After a decade of Roll Back Malaria in Africa, almost 184 million Africans still live under conditions of hyper-holoendemic transmission [12], despite impressive coverage of insecticide-treated nets (ITNs) since 2006. Mathematical theory suggests that ITNs alone might not reduce parasite exposure enough in the highest endemicity classes, even when deployed to protect over 80% of the population and used every night [14,15]. The same theory suggests that ITNs with similar coverage and use will transition communities from a natural mesoendemic range to the lower end of the hypoendemic range within 5 to 8 years. There is an increasing body of evidence to suggest we are witnessing intractable disease risks across the intense transmission belt of middle Africa; transmission drops moderately, age patterns of disease re-align, but overall disease incidence remains the same or rises [16-20].

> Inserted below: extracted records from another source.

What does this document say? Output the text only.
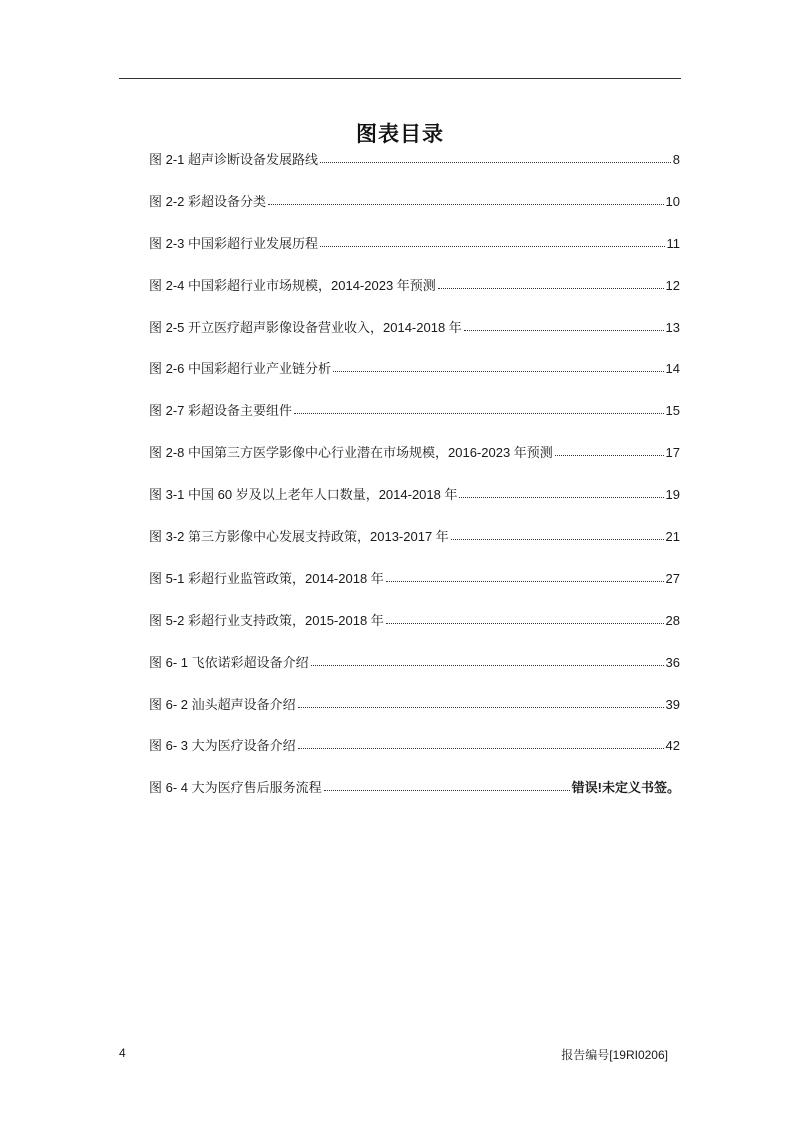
图表目录
图 2-1 超声诊断设备发展路线	8
图 2-2 彩超设备分类	10
图 2-3 中国彩超行业发展历程	11
图 2-4 中国彩超行业市场规模，2014-2023 年预测	12
图 2-5 开立医疗超声影像设备营业收入，2014-2018 年	13
图 2-6 中国彩超行业产业链分析	14
图 2-7 彩超设备主要组件	15
图 2-8 中国第三方医学影像中心行业潜在市场规模，2016-2023 年预测	17
图 3-1 中国 60 岁及以上老年人口数量，2014-2018 年	19
图 3-2 第三方影像中心发展支持政策，2013-2017 年	21
图 5-1 彩超行业监管政策，2014-2018 年	27
图 5-2 彩超行业支持政策，2015-2018 年	28
图 6- 1 飞依诺彩超设备介绍	36
图 6- 2 汕头超声设备介绍	39
图 6- 3 大为医疗设备介绍	42
图 6- 4 大为医疗售后服务流程	错误!未定义书签。
4	报告编号[19RI0206]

What is imperative is that sick patients are diagnosed properly and managed quickly and with the right drugs. This is true across the entire transmission spectrum. The vectors and the parasite are not going anywhere soon and there is a school of thought that some of the greatest benefits will come when Africa is lifted out of poverty. Urbanization will have an impact on vector abundance and species composition. Improved health systems will increase access to therapeutics and prophylactics targeting the parasite as well as the ability to track residual foci of risk. All would benefit from a growing economy. It is no coincidence that malaria was finally eliminated from southern European countries and the United States at times when economies were exponentially expanding.

Conclusions

As we pursue an agenda to shrink the world malaria map, Africa remains the focus of greatest disease burden and cannot be forgotten. Single approaches based on human-vector contact might be inadequate in high transmission areas. In the absence of a vaccine, how do we tackle the intractable heartland of high transmission? Where ITNs have been scaled up and communities have transitioned to hypoendemic states, the remaining foci will serve to catalyze epidemics if intervention coverage is scaled down. How do we simultaneously target vectors and parasites to maximize impact on transmission? What cost effective interventions and how should these be deployed in traditionally low, stable, and unstable margins of Africa? Answers to these questions must be guided by a better epidemiological framework and ample data. Ignorance of the epidemiological diversity that characterizes Africa and the challenges it poses to sustained control and elimination will be the single largest threat to the global eradication agenda.